Bengkulu (ANTARA) - Gubernur Bengkulu Helmi Hasan menemui Menteri Perumahan dan Kawasan Permukiman (PKP) Maruarar Sirait membahas percepatan realisasi program perumahan di Provinsi Bengkulu yang lebih merata dan berpihak kepada masyarakat kecil. 

"Kami berharap Kementerian PKP dapat memberikan perhatian khusus terhadap kebutuhan perumahan di Bengkulu dan menindaklanjutinya dengan kunjungan langsung ke daerah," kata Gubernur Bengkulu Helmi Hasan lewat pesan elektronik diterima di Bengkulu, Selasa.

Gubernur Helmi Hasan menegaskan Bengkulu memiliki peran besar dalam sejarah Bangsa Indonesia, namun belum mendapatkan perhatian yang sepadan dalam berbagai program pembangunan nasional, termasuk sektor perumahan.

"Bengkulu ini provinsi yang paling berjasa bagi Indonesia.

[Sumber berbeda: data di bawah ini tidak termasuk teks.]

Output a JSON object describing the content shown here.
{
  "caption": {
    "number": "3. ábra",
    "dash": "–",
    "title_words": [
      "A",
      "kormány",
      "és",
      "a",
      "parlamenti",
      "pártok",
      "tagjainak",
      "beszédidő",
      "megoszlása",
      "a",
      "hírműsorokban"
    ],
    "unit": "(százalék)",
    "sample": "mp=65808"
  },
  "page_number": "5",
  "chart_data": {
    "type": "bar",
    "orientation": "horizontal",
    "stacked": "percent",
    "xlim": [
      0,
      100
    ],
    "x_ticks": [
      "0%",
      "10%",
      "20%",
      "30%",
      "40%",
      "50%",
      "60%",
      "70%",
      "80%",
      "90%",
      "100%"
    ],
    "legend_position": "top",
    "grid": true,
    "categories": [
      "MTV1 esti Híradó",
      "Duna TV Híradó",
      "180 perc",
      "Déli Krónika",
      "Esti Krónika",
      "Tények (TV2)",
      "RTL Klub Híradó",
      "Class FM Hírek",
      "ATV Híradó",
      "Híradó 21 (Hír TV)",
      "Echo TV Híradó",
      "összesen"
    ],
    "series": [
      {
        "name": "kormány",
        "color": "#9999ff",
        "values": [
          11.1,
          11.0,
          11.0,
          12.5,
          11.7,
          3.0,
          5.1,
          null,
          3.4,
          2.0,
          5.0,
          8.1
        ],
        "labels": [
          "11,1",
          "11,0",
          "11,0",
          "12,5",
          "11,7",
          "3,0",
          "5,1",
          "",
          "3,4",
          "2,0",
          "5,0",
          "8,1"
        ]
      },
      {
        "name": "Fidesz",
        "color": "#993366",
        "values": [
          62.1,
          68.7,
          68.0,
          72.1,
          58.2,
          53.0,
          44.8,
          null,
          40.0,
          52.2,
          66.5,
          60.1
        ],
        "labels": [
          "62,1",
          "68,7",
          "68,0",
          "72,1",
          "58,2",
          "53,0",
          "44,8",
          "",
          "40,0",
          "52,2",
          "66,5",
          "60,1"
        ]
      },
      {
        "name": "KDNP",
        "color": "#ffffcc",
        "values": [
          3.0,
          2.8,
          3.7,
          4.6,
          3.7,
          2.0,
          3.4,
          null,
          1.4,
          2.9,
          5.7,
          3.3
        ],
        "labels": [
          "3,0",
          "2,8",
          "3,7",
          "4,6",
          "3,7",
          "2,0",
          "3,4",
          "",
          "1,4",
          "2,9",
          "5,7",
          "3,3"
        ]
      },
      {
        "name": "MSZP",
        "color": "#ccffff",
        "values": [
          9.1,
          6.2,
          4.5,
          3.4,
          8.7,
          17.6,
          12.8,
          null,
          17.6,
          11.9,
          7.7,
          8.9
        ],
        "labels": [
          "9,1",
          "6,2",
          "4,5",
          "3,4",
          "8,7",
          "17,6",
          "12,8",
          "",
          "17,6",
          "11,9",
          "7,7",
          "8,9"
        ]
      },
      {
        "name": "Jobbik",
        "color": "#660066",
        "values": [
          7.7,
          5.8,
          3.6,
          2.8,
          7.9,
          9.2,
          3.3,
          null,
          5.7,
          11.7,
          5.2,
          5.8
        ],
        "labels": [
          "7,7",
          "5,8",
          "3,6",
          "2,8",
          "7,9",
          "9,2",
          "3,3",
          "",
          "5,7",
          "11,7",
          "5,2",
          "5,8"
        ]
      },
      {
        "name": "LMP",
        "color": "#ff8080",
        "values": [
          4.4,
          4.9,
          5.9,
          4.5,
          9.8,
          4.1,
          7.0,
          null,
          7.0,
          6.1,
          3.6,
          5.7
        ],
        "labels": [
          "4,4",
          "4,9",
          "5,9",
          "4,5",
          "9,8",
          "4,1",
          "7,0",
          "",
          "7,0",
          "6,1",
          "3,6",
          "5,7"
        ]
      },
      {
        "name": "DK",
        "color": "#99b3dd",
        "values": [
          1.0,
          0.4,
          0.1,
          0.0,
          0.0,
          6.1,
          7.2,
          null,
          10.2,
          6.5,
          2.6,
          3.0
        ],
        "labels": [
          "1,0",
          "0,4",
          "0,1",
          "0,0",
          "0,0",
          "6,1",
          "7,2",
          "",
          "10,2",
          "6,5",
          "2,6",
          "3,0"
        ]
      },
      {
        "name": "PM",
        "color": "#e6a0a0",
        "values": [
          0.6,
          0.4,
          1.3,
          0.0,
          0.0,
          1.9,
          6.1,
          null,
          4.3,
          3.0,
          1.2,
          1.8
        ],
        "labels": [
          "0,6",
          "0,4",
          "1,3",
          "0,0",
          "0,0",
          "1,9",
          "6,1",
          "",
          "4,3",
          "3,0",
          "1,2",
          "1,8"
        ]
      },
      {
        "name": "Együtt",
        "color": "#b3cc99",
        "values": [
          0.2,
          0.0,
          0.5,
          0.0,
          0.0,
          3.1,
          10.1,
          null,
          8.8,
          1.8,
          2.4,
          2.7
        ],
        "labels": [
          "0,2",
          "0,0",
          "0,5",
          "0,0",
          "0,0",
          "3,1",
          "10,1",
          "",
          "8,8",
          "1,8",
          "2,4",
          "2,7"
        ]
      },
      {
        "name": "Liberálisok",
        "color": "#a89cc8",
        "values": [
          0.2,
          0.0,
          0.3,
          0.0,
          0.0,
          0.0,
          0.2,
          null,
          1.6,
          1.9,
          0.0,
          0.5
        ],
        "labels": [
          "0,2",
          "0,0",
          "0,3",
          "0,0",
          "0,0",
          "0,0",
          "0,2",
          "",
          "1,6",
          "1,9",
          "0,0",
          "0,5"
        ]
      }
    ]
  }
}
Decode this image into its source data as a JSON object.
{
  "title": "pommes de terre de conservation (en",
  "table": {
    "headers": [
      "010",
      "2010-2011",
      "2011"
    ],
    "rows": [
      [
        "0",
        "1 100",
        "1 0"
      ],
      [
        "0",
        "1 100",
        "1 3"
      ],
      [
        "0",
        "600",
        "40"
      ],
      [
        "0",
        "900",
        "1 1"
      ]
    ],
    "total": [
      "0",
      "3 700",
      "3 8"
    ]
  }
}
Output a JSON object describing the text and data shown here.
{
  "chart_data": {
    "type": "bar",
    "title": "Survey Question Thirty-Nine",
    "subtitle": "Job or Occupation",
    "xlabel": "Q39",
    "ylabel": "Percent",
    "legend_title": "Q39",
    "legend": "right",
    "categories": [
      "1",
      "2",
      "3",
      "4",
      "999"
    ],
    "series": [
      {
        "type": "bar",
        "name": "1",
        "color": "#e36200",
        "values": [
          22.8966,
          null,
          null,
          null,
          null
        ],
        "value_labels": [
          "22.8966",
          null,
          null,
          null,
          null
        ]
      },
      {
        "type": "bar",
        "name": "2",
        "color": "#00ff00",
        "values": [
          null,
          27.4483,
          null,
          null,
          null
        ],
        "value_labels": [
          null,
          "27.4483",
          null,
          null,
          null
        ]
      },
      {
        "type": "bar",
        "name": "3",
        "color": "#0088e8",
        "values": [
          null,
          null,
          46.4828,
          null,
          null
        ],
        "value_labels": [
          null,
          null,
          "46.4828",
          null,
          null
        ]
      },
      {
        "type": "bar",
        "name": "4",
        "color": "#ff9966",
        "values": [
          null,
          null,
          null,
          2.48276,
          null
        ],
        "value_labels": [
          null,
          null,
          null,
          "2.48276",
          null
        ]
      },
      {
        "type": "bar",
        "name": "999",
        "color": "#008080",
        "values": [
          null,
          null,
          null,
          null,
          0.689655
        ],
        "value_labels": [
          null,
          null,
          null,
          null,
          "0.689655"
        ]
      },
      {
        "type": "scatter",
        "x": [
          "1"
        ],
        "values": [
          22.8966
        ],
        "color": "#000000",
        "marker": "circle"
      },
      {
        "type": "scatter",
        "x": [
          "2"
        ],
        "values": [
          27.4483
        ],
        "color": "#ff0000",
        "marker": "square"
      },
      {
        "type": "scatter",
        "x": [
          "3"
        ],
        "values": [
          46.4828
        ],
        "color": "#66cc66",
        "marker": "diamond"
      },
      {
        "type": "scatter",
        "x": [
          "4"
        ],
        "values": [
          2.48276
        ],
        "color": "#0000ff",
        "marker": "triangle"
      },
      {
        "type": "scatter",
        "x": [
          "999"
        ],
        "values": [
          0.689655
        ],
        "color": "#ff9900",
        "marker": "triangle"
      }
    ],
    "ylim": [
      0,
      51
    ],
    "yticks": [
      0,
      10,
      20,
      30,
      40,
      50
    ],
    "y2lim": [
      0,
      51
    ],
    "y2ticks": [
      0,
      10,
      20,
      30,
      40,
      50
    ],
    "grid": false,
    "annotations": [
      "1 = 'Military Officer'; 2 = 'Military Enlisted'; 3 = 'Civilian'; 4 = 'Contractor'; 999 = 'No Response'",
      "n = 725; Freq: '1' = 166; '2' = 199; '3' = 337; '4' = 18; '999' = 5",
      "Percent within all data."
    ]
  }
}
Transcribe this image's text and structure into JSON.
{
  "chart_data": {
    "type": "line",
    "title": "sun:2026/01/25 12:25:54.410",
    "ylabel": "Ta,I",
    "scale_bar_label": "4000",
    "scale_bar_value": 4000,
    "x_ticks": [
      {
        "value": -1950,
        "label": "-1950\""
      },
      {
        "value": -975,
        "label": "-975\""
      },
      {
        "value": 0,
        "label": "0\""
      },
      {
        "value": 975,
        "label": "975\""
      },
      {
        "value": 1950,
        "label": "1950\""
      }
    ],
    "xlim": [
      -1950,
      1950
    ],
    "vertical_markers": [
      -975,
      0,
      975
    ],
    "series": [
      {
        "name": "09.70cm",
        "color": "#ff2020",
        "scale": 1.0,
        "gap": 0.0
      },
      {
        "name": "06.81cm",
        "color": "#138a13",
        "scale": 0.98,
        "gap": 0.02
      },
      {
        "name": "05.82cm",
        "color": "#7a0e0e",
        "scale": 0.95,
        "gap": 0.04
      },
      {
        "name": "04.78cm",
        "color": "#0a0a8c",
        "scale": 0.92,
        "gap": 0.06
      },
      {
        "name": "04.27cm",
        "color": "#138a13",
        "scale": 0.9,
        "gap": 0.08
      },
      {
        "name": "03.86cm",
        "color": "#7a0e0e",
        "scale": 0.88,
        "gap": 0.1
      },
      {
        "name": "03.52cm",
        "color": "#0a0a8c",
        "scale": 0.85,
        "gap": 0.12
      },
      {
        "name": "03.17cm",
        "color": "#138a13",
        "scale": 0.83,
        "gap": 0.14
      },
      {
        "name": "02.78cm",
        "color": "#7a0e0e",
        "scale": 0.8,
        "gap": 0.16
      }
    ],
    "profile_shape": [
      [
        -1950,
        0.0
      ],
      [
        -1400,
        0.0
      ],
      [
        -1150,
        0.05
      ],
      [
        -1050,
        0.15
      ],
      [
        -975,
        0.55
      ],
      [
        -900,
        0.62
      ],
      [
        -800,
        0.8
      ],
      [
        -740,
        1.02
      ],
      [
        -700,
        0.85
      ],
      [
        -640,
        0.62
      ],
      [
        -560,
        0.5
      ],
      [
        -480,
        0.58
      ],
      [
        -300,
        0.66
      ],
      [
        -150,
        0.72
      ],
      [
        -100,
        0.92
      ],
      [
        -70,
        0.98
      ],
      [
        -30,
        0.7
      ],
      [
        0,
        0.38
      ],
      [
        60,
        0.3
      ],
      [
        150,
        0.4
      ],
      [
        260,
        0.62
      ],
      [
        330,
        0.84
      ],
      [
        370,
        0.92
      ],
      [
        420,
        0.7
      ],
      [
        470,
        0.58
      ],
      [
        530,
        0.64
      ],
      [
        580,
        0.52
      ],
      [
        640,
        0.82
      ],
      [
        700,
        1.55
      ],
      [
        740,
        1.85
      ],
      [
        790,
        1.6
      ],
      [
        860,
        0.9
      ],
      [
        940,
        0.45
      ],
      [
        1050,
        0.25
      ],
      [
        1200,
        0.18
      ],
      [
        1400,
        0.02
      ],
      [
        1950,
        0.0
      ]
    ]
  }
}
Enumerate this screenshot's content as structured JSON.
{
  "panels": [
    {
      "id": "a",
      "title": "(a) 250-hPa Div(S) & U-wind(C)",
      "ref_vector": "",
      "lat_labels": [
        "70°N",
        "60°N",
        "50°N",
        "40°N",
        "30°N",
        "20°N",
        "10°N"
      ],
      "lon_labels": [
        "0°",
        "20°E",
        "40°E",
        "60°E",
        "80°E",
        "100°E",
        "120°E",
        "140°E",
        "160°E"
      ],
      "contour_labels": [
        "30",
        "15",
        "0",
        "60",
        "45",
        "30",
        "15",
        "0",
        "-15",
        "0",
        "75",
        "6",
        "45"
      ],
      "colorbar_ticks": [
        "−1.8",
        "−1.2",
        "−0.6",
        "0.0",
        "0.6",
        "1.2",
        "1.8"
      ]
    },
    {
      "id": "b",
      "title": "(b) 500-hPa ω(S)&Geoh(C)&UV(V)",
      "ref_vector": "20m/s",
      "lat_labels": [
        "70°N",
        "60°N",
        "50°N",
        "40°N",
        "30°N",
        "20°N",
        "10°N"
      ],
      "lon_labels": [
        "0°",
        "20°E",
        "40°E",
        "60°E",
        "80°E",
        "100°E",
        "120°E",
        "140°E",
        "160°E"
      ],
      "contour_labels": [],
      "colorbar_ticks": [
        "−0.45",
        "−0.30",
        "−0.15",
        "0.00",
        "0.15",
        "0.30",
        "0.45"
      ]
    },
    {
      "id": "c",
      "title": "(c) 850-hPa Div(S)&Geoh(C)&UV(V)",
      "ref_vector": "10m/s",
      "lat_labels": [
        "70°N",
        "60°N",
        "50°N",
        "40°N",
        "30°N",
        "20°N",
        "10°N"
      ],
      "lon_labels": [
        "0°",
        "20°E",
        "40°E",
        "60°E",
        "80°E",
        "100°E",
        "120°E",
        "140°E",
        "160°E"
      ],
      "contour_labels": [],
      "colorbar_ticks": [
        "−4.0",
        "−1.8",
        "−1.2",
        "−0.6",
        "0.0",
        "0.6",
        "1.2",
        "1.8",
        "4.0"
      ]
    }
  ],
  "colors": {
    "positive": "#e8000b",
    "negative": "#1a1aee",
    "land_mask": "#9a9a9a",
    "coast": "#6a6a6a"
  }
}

Tidak akan ada Indonesia tanpa Bengkulu, karena putri penjahit bendera Merah Putih adalah putri asli Bengkulu," kata Helmi Hasan.

Dia berharap Kementerian PKP bisa melihat langsung kondisi di Provinsi Bengkulu serta kebutuhan masyarakat atas rumah layak huni yang terjangkau.

"Kami ingin Bapak Menteri datang langsung ke Bengkulu untuk melihat kondisi di lapangan dan menentukan program perumahan yang benar-benar dibutuhkan masyarakat," kata dia.

Menanggapi hal tersebut, Menteri PKP Maruarar Sirait menyambut baik kunjungan Gubernur Bengkulu dan memastikan pihaknya telah menjadwalkan kunjungan kerja ke Provinsi Bengkulu dalam waktu dekat.

"Sebagai tindak lanjut, kami akan berkunjung ke Bengkulu untuk melihat langsung pelaksanaan program perumahan, mulai dari bedah rumah, program KUR perumahan, hingga meninjau rumah subsidi yang sudah dibangun," kata Maruarar Sirait.

Selain itu, Menteri PKP juga menegaskan komitmen pemerintah pusat untuk mempercepat dan mempermudah pembiayaan rumah subsidi guna melindungi masyarakat dari praktik rentenir.

"Negara harus hadir memberikan solusi nyata. Pembiayaan rumah subsidi harus mudah, cepat, dan tidak memberi ruang bagi rentenir yang selama ini membebani rakyat kecil," ujarnya.